Daily News: Con Edison staff protests power company's poor wages and health benefits plan
Fernando Cruz (c.) and other workers rally in Union Square.
Con Edison CEO Kevin Burke's annual wages are, without a doubt, extremely generous. But the wages of workers who clean his luxurious Manhattan office every day are not.
Burke makes a whopping $7.3 million a year, but the men and women who maintain his office and power plants are paid a meager $8.50 an hour and get no benefits. Talk about disparity.
One of those workers is Fernando Cruz, a Dominican immigrant and 15-year Harlem resident. Cruz has been a maintenance worker at the Con Ed power plant at 14th St. and Avenue C for about a year. He works five days a week from 7a.m. to 3 p.m. His take-home pay is about $300 per week.
"I work at Con Ed, but need food stamps to get by," said Cruz, 31, the father of a 5-year-old boy and a 2-year-old girl. "Now that even the subway has gone up, my weekly take-home pay is barely enough to pay for transportation.
"And with a monthly electricity bill of some $200," he added with some bitterness, "I feel that Con Ed is taking back whatever little I get paid,"
Cruz's predicament is not at all unusual among the maintenance workers who are members of Local 32BJ, the largest property service union in the country.
To dramatize their plight, hundreds of workers and their supporters rallied Tuesday at Union Square, a block from the Con Ed headquarters.
The workers, although not on Con Ed's payroll, were demanding that Burke hire contractors that pay decent wages.
"Although the cleaners are not direct employees of Con Edison, as a publicly regulated utility, your company has an obligation to ensure that it hires responsible contractors that employ workers at reasonable, livable wages with health benefits," state Sen. Thomas Duane wrote to Burke.

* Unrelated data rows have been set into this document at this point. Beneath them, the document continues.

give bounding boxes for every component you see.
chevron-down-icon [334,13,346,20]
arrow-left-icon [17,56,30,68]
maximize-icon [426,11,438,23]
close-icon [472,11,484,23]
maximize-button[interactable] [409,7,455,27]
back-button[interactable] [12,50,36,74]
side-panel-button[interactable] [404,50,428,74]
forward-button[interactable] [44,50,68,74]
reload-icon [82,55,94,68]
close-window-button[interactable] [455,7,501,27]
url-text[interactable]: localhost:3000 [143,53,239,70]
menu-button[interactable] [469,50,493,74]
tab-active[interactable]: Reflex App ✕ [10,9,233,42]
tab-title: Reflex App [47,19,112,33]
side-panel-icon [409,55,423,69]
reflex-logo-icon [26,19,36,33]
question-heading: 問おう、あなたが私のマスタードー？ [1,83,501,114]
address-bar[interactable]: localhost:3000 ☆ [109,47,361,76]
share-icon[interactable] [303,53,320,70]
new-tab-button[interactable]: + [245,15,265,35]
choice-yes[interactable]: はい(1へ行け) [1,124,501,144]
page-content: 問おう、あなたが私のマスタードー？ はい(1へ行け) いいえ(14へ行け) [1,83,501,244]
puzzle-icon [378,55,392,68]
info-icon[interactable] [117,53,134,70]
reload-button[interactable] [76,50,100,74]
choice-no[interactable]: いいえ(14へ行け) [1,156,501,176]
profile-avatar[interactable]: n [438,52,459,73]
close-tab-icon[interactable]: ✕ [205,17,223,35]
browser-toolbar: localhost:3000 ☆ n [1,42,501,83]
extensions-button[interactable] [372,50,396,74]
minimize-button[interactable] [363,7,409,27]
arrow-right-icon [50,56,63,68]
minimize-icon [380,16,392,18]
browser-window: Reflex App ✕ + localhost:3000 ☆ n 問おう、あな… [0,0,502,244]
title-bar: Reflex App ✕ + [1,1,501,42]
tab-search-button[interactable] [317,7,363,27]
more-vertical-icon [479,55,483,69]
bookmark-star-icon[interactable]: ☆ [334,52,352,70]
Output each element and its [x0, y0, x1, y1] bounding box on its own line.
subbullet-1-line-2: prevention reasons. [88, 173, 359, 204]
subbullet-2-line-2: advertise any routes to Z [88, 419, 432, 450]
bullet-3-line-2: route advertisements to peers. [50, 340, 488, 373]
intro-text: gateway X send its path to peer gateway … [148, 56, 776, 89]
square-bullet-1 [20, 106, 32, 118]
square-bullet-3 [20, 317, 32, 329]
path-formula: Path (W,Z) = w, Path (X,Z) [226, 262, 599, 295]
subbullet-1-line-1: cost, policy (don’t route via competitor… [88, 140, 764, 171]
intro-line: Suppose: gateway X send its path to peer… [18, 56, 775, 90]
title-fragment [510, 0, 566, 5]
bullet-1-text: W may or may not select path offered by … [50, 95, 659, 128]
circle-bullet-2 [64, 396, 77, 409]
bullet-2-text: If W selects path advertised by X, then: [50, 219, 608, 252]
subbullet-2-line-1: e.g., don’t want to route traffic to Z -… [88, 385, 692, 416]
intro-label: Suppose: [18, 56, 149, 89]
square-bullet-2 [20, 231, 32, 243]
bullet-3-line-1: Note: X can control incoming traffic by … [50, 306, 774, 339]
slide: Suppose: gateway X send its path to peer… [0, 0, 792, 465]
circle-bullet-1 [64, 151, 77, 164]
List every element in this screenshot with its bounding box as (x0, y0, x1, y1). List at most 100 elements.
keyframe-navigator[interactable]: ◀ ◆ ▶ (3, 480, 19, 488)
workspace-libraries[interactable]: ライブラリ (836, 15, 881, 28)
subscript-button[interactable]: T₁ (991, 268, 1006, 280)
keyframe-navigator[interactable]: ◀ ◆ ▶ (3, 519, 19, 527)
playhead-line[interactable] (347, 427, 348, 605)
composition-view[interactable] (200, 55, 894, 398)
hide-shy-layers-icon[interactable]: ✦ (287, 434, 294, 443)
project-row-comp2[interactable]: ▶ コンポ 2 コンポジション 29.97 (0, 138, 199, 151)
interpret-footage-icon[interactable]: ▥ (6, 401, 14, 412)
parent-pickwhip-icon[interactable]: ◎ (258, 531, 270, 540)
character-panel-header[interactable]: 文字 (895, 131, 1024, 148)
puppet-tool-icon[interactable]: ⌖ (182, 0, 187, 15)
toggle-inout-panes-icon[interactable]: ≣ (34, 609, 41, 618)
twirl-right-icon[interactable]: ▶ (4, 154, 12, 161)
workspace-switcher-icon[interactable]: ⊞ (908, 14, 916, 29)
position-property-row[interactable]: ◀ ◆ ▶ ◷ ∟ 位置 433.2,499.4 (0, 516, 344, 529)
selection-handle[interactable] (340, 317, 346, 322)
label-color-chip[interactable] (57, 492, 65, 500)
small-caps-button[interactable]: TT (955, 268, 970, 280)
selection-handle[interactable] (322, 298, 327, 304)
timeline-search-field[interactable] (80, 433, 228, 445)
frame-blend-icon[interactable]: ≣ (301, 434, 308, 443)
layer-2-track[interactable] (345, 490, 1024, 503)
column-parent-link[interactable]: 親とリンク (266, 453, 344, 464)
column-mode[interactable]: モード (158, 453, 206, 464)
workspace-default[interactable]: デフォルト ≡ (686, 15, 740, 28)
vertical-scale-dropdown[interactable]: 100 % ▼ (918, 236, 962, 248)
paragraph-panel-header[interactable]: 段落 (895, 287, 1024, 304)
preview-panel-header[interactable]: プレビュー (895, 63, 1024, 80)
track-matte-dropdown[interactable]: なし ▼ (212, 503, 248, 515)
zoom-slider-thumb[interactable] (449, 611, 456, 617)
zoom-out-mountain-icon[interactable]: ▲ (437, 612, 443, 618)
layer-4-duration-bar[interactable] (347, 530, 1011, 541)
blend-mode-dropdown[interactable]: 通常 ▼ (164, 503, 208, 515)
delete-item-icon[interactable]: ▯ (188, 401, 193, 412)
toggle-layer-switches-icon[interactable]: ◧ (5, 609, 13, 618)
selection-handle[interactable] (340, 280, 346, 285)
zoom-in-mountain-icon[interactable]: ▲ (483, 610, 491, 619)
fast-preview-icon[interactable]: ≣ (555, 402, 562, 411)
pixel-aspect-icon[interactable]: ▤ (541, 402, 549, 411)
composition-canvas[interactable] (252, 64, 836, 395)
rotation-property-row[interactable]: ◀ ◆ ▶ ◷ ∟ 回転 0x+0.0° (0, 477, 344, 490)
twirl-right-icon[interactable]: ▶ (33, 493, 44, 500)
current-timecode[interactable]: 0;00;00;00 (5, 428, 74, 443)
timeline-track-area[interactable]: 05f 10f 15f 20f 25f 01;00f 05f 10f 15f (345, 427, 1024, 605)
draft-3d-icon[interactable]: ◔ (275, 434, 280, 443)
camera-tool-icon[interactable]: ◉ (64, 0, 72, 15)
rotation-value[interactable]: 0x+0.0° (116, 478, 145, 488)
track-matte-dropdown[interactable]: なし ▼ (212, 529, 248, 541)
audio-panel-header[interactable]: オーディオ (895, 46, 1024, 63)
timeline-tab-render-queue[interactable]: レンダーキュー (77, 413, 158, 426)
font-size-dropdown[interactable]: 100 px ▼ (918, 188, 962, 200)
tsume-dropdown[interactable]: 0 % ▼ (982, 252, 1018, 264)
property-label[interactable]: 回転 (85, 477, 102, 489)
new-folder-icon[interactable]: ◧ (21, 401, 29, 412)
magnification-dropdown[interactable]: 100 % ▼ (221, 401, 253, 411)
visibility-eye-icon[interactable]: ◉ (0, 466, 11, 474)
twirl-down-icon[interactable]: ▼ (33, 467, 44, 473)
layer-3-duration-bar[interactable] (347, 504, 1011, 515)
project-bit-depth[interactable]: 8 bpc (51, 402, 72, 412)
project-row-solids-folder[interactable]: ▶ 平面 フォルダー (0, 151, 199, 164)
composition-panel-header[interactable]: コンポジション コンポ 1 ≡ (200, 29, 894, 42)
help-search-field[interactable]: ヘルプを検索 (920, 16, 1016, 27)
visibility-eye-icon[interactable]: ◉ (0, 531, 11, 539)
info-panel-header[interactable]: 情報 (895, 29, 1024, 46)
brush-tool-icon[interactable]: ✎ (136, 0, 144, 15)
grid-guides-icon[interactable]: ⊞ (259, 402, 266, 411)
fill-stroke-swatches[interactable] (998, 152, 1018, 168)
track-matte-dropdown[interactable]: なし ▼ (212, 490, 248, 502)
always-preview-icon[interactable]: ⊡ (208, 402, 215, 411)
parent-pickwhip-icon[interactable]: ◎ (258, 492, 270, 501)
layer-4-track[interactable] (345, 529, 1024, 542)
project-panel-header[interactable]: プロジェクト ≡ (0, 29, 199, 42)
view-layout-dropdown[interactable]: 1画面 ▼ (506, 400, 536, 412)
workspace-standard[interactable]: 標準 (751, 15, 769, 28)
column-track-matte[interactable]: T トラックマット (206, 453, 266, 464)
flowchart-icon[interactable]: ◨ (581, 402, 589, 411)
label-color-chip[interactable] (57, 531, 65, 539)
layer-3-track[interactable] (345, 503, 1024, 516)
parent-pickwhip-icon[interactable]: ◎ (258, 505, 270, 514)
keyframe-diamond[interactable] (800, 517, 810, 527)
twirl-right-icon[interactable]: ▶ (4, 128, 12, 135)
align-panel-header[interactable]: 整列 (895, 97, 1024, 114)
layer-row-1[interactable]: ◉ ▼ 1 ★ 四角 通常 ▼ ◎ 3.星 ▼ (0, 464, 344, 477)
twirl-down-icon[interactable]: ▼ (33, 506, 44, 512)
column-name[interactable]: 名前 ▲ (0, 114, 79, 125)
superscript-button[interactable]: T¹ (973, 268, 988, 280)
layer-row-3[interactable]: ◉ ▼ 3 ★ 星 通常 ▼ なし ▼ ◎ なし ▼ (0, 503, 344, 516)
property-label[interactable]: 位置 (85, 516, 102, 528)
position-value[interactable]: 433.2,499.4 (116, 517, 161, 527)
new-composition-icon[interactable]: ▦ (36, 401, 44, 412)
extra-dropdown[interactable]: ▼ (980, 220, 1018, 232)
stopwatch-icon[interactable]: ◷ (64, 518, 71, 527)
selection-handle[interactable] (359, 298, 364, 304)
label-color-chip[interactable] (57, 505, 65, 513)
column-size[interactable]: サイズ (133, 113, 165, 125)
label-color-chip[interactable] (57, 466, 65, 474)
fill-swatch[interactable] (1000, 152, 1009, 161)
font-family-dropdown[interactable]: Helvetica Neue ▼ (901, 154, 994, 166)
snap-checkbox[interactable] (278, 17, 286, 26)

He was one of several state and city elected officials, including Assembly members Linda Rosenthal and Adriano Espaillat, and City Council members Miguel Martínez, Letitia James and Rosie Méndez, who have written to Burke urging him to hire responsible contractors. The utility is regulated by the state Public Service Commission.
Right now, the cleaning contractors Con Ed uses at its power plants, offices and electrical substations across the city are Nelson Services, Apple Maintenance, T&T Cleaning and Janitorial, Accent Maintenance and Martinez Cleaning.
Héctor Figueroa, secretary treasurer of Local 32BJ, said the union has met with a Con Ed vice president to discuss this issue.
"He told us that he was 'very sorry,' but that because these workers were not their employees, he didn't think this was Con Ed's problem," said Figueroa.
"But it isn't just a matter of legal obligation; there is also a moral obligation. What Con Ed is doing by not assuming responsibility is promoting hunger wages."
A BIG PART of the problem, Figueroa said, is that contrary to what happens in other states, in New York utilities are exempt from any prevailing wage laws. The union, he said, is asking legislators to reconsider.
Clearly, the unions and the workers are not asking for anything out of the ordinary. They just want to be fairly compensated for their work, to have sick days and health insurance for themselves and their families, as well as paid vacations.
They also are asking Con Edison, a company that makes millions every year, to use its considerable leverage with the contractors it hires.
"We are only asking for what should be rightly ours," Cruz said.